It's hard not to notice the cover among the others, an intense magenta that stands out, as a frame for a lamp emitting a dim and sickly light, almost shrouded in fog. Yes, the fog. These three guys from Pavia consume it in industrial quantities, dense yet so tender that it can be cut with a breadstick. It creeps into your bones during the cold winters of the Po Valley and affects your mood. I know it well.
With this small premise, it might be easier to understand the music of Ultraviolet Makes Me Sick, an excellent blend of post-rock created on stretched guitar arpeggios intertwined in a Mogwai style (often without bass), psychedelia, jazz, slow-core, melodies balanced between melancholy and intimacy. Then there's that jazzy drumming often played with brushes, never hitting hard, playing a lot between cymbals and offbeats, as in the sublime ending of "Hearts and Minds Out Of Tune And Reversed" where they seem to take the staff midway through the song and flip it. Almost a satanic message à la Black Sabbath. It alludes to certain works by Tortoise, less enamored with electronics, but here it would be better to stop. First of all, one risks overshadowing the actual merits of the trio from Pavia and then because in 2005almost2006, talking about post-rock seems to be heretical and out of fashion, stuff from the last decade. Imagine then if this type of music is played by an Italian band - "forced" moreover to release their debut "Soundproof" on an Australian label (CameraObscura, but now they are with Urtovox) to have a minimum of visibility - and compared to the aforementioned sacred monsters. I couldn't care less about comparisons and the rest, I delve into the psychedelic melting pot of "Intimacy Is Jazz, Disturbance Is Art" and smile, but not too much, when I hear the whispered words of "Counter-Clockwise" saying: "Bad Moon Rising, night drives along the 'autobahn', French fries in Belgium, Klaus Kinski, Chocolate cookies, Belgian county", because maybe they talk about me too.
It's the first episode featuring the voice of a singer (Andrea Ferraris, guest on this album) and a more popular song form, verse-chorus-verse, etc.
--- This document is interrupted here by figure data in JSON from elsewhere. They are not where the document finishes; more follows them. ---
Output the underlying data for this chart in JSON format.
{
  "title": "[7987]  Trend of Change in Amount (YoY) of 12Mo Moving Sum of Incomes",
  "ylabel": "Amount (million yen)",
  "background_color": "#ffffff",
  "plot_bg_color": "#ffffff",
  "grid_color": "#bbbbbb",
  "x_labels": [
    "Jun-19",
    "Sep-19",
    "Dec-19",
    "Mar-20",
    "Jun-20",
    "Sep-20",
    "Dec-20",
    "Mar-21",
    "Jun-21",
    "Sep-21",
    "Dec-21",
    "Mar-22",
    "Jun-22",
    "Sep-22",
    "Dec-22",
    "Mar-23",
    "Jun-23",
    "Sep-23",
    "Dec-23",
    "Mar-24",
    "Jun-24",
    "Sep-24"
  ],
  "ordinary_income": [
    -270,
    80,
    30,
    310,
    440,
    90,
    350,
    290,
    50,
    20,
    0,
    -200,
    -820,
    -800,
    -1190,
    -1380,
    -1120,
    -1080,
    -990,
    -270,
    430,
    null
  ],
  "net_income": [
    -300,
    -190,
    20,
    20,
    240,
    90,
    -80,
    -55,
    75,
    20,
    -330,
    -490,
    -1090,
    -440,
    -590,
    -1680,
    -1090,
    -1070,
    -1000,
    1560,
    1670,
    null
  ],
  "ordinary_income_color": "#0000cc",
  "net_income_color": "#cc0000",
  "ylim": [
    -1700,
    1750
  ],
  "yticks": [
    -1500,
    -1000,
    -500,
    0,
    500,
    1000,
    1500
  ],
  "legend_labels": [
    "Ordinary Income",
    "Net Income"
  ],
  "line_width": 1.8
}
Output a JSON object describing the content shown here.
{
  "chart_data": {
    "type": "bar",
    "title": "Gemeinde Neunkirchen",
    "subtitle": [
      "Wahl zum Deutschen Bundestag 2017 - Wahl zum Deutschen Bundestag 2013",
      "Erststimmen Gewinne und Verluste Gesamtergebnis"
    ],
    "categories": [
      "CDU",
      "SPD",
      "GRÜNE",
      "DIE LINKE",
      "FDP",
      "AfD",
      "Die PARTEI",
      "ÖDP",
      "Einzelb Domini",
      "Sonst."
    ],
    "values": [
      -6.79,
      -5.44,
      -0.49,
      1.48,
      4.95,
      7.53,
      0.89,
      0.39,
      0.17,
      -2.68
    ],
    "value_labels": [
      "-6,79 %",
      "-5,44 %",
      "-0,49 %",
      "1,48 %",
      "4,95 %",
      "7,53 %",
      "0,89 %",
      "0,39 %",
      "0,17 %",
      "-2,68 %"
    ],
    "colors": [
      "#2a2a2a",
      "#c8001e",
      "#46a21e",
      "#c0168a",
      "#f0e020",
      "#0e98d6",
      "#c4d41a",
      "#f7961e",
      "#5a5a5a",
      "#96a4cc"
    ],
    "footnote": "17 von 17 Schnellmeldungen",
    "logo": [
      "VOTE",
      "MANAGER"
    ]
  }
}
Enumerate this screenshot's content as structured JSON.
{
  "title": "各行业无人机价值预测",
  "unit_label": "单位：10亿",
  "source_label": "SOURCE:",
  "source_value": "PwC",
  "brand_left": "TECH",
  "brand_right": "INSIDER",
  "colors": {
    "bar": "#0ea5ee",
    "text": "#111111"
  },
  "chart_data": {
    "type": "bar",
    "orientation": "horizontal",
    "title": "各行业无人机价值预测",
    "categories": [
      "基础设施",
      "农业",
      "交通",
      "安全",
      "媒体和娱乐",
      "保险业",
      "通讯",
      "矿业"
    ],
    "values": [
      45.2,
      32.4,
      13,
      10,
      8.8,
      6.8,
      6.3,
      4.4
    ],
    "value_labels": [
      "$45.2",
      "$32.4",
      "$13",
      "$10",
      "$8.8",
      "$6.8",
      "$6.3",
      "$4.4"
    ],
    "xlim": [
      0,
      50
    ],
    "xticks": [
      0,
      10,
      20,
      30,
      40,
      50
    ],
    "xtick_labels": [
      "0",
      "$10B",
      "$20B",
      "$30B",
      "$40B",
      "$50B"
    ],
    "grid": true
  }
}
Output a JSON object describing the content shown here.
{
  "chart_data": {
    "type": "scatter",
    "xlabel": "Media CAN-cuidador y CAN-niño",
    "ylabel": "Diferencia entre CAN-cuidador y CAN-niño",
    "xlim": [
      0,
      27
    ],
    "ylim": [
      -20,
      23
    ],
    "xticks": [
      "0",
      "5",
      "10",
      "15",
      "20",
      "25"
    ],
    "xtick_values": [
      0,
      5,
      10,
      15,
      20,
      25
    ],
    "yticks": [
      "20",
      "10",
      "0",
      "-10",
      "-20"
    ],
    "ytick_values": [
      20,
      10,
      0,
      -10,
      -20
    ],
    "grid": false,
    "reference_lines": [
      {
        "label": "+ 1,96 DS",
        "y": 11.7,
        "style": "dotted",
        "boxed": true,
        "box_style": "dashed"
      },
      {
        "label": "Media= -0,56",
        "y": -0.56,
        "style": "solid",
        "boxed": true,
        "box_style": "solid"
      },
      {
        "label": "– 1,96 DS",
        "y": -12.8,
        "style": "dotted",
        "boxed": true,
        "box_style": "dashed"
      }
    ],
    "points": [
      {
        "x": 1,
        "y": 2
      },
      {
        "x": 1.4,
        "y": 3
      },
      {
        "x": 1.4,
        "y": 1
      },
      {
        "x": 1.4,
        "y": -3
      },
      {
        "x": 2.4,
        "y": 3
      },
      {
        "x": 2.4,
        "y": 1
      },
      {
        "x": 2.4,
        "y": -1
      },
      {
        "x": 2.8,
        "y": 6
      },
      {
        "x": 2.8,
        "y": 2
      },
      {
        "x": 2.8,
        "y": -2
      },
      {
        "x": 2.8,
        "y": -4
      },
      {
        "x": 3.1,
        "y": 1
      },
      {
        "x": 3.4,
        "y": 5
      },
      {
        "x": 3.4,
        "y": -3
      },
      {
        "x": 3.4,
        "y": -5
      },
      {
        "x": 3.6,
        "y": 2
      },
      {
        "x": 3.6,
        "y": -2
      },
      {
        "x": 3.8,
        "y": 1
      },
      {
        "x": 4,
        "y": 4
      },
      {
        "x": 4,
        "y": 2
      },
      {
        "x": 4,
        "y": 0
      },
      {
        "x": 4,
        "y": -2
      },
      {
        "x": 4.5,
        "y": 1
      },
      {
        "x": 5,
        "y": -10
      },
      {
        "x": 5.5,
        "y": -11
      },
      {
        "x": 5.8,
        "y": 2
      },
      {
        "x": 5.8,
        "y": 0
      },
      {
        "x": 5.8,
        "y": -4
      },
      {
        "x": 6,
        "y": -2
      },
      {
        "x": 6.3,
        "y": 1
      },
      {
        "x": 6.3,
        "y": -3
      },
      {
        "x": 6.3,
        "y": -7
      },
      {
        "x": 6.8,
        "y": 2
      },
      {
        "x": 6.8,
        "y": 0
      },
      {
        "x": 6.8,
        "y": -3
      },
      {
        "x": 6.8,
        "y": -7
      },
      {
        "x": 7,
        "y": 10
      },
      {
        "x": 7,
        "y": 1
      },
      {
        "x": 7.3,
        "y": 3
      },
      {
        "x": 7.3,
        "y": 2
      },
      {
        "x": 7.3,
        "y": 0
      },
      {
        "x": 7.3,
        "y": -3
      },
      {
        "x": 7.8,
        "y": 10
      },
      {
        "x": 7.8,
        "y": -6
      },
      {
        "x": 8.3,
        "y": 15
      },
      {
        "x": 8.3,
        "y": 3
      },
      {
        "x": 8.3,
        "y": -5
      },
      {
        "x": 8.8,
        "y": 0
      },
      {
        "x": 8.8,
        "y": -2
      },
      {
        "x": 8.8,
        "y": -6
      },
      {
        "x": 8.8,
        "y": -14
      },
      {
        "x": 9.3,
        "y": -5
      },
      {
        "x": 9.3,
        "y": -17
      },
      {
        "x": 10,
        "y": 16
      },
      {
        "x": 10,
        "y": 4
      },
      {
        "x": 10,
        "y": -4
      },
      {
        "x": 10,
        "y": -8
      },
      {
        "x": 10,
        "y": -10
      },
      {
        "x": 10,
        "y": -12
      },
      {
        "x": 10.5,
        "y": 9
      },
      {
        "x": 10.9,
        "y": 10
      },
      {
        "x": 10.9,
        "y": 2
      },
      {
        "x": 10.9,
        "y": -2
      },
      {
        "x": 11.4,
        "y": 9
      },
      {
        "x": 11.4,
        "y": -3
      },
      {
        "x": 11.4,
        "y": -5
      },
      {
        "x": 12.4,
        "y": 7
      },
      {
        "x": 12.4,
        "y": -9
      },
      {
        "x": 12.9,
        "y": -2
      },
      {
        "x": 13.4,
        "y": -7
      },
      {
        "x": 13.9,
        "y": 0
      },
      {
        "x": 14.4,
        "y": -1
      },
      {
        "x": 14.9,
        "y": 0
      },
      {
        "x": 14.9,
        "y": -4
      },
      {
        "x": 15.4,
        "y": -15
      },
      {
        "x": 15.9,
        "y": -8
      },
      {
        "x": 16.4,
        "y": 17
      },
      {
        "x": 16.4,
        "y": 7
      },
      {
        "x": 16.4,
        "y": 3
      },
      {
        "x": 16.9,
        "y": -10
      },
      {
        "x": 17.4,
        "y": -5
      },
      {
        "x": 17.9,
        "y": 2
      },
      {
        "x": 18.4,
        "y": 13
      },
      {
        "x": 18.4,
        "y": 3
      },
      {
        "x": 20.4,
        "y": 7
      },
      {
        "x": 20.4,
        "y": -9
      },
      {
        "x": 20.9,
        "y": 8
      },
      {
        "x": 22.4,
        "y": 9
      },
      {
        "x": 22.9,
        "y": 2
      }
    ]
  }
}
Finally, a taste for improvisation and free-jazz in the concluding "[... ]" as a seal of a meticulous work, rich in details and nuances to discover slowly.
Now there's nothing left but to close windows and shutters, ensure that annoying light doesn't filter in, apply a nice sunscreen 30 because you never know, close your eyes and chase that lamp on the cover, which has now become a fascinating jellyfish, an impalpable dancer in the sea of fog of Ultraviolet Makes Me Sick.